Research interests
Medical anthropology, anthropology of the ‘psy’ sciences, health institutions Anthropology of christianity, catholicism, esoteric and spiritual movements, religious diversity in Western contexts
Sensory and exploratory ethnographic methods, graphic anthropology, affects & care
Research area
Switzerland, Belgium, Western Europe
Short bio
Paola Juan is a postdoctoral assistant at Johannes Quack's Chair. She will pursue postdoctoral research at ISEK on the transmission of intergenerational care practices, alternative psychiatric services, and religious traditions in Geel, Belgium. Geel is historically significant in terms of the links between the emergence of healthcare institutions, their models and philosophies of care, and religion. The city is renowned for its alternative approach to psychiatric care, which involves a family care system that has existed since medieval times. This care model originated in connection with the pilgrimage to the tomb of the Christian Saint Dympna, who is the patron saint of people suffering from mental illness. Her legend dates back to the 13th century, and pilgrimages began in the 15th century. Despite the unique psychiatric structures that make Geel a historically important place, little anthropological research has been published on the topic to date. For this project, the focus will be on the (non)transmission of intergenerational care practices, and on their reimplementation in contemporary Geel following the UNESCO recognition of this care model as intangible cultural heritage in 2023.
She is currently finishing a PhD co-supervised by Prof. Irene Becci (ISSR, University of Lausanne) and Dr. Aude Fauvel (MER, IHM, CHUV-University of Lausanne). It was also supervised by Prof. Tanya Luhrmann during her Mobi.Doc stay at Stanford, US.
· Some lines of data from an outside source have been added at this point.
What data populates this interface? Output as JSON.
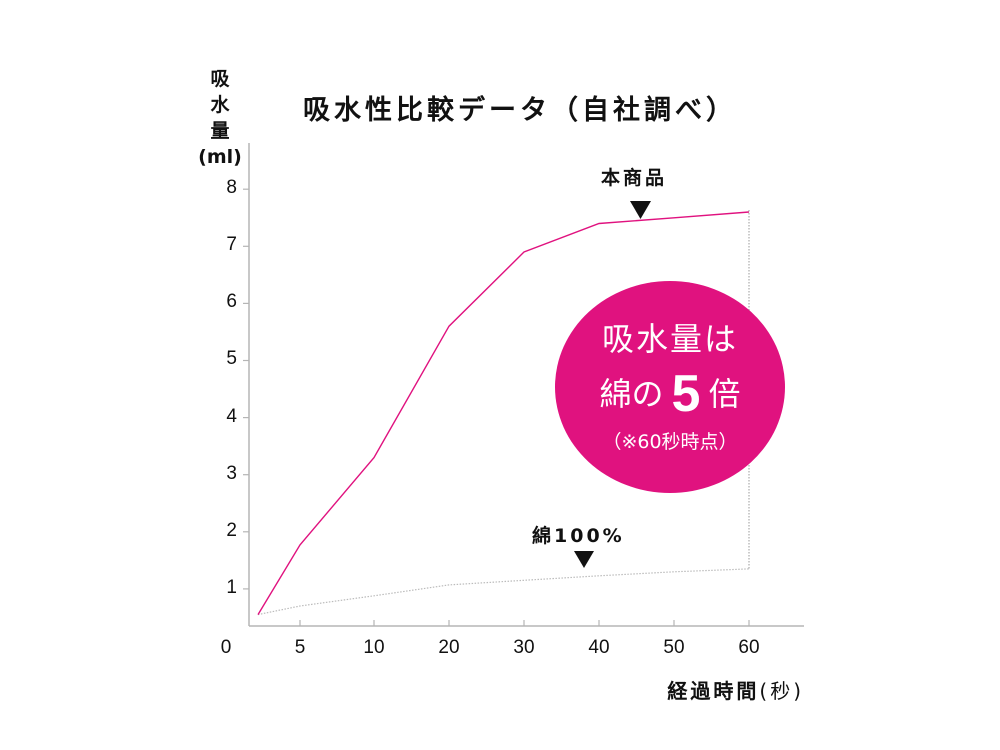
{
  "chart_data": {
    "type": "line",
    "title": "吸水性比較データ（自社調べ）",
    "ylabel": "吸水量(ml)",
    "ylabel_lines": [
      "吸",
      "水",
      "量",
      "(ml)"
    ],
    "xlabel": "経過時間",
    "xlabel_unit": "(秒)",
    "x_tick_labels": [
      "0",
      "5",
      "10",
      "20",
      "30",
      "40",
      "50",
      "60"
    ],
    "y_tick_labels": [
      "1",
      "2",
      "3",
      "4",
      "5",
      "6",
      "7",
      "8"
    ],
    "ylim": [
      0,
      8
    ],
    "grid": false,
    "x": [
      0,
      5,
      10,
      20,
      30,
      40,
      50,
      60
    ],
    "series": [
      {
        "name": "本商品",
        "color": "#e0127f",
        "style": "solid",
        "values": [
          0.55,
          1.77,
          3.3,
          5.6,
          6.9,
          7.4,
          7.5,
          7.6
        ]
      },
      {
        "name": "綿100%",
        "color": "#bbbbbb",
        "style": "dotted",
        "values": [
          0.55,
          0.7,
          0.88,
          1.07,
          1.15,
          1.23,
          1.3,
          1.35
        ]
      }
    ],
    "annotations": [
      {
        "text": "本商品",
        "marker": "down-triangle",
        "x": 45
      },
      {
        "text": "綿100%",
        "marker": "down-triangle",
        "x": 38
      },
      {
        "text": "吸水量は綿の5倍（※60秒時点）",
        "shape": "circle",
        "color": "#e0127f"
      }
    ]
  },
  "badge": {
    "line1": "吸水量は",
    "line2_prefix": "綿の",
    "line2_number": "5",
    "line2_suffix": "倍",
    "note": "（※60秒時点）"
  }
}
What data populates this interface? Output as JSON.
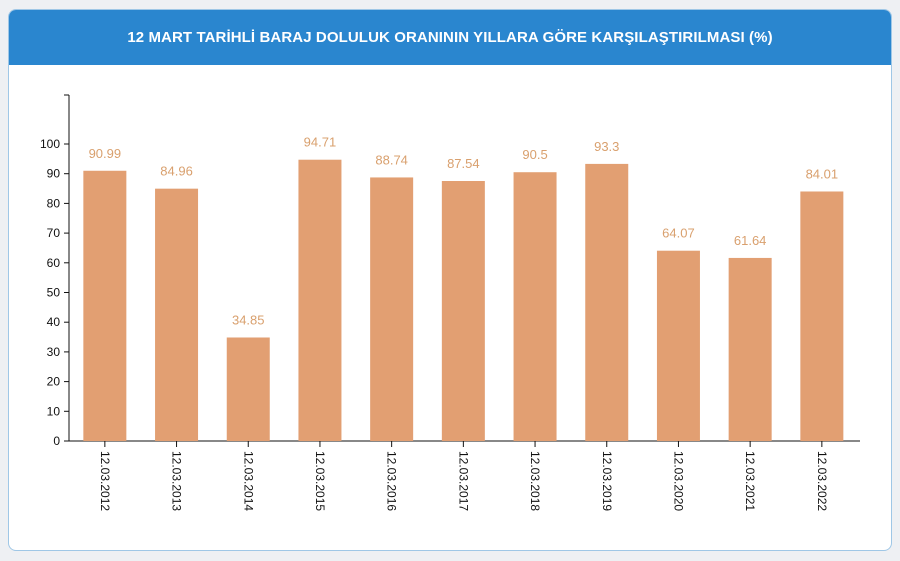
{
  "chart_data": {
    "type": "bar",
    "title": "12 MART TARİHLİ BARAJ DOLULUK ORANININ YILLARA GÖRE KARŞILAŞTIRILMASI (%)",
    "categories": [
      "12.03.2012",
      "12.03.2013",
      "12.03.2014",
      "12.03.2015",
      "12.03.2016",
      "12.03.2017",
      "12.03.2018",
      "12.03.2019",
      "12.03.2020",
      "12.03.2021",
      "12.03.2022"
    ],
    "values": [
      90.99,
      84.96,
      34.85,
      94.71,
      88.74,
      87.54,
      90.5,
      93.3,
      64.07,
      61.64,
      84.01
    ],
    "value_labels": [
      "90.99",
      "84.96",
      "34.85",
      "94.71",
      "88.74",
      "87.54",
      "90.5",
      "93.3",
      "64.07",
      "61.64",
      "84.01"
    ],
    "yticks": [
      0,
      10,
      20,
      30,
      40,
      50,
      60,
      70,
      80,
      90,
      100
    ],
    "ylim": [
      0,
      116
    ],
    "xlabel": "",
    "ylabel": "",
    "grid": false,
    "colors": {
      "bar": "#e29f72",
      "label": "#d9a06e",
      "header": "#2a86cf"
    }
  }
}
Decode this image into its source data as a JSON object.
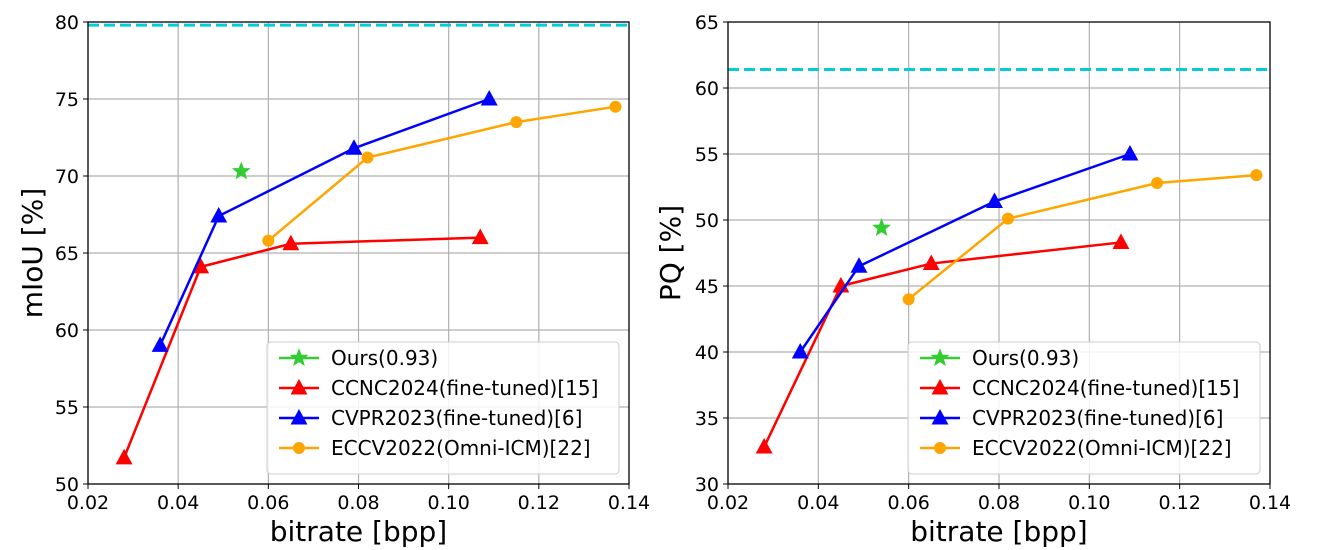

Her PhD thesis is titled “On Freedom and Madness: Affects, psychiatry and territories in the Swiss Alps”. The research examines forms of freedom, care and affect at the interface between psychiatric services, communities and non-profit associations in a rural region of Switzerland. It looks at how forms of freedom emerge in spaces where constraint often is central. It asks how freedom and constraint are entangled in these caring relationships, and how they participate in shaping divergent ideological views regarding what constitutes good care for people diagnosed with mental disorders. The thesis investigates different facets of the term freedom which become evident on the ethnographic level, and coalesce into a typology. It shows how these views depend on the social and affective structures in which one is enmeshed, and how they consequently lead to different viewpoints regarding what good care consists of. This research delves into these questions in relation to the specific philosophy of care developed within this particular psychiatric institution, located in a deeply Catholic region. These services are based on ‘humanistic’ forms of care and non-biomedical principles for people who are recurrently hospitalised into psychiatry. Heterogeneous visions of care and freedom are explored in relation to local catholic, anarchist and counter-hegemonic cultures, as well as legal, medical and users’/patients’ perspectives.
Paola Juan studied at the Universities of Neuchâtel and Lausanne (BA) and at the London School of Economics (MSc), where she received the Maurice Freedman prize (2018) for the best PhD dissertation in Social Anthropology.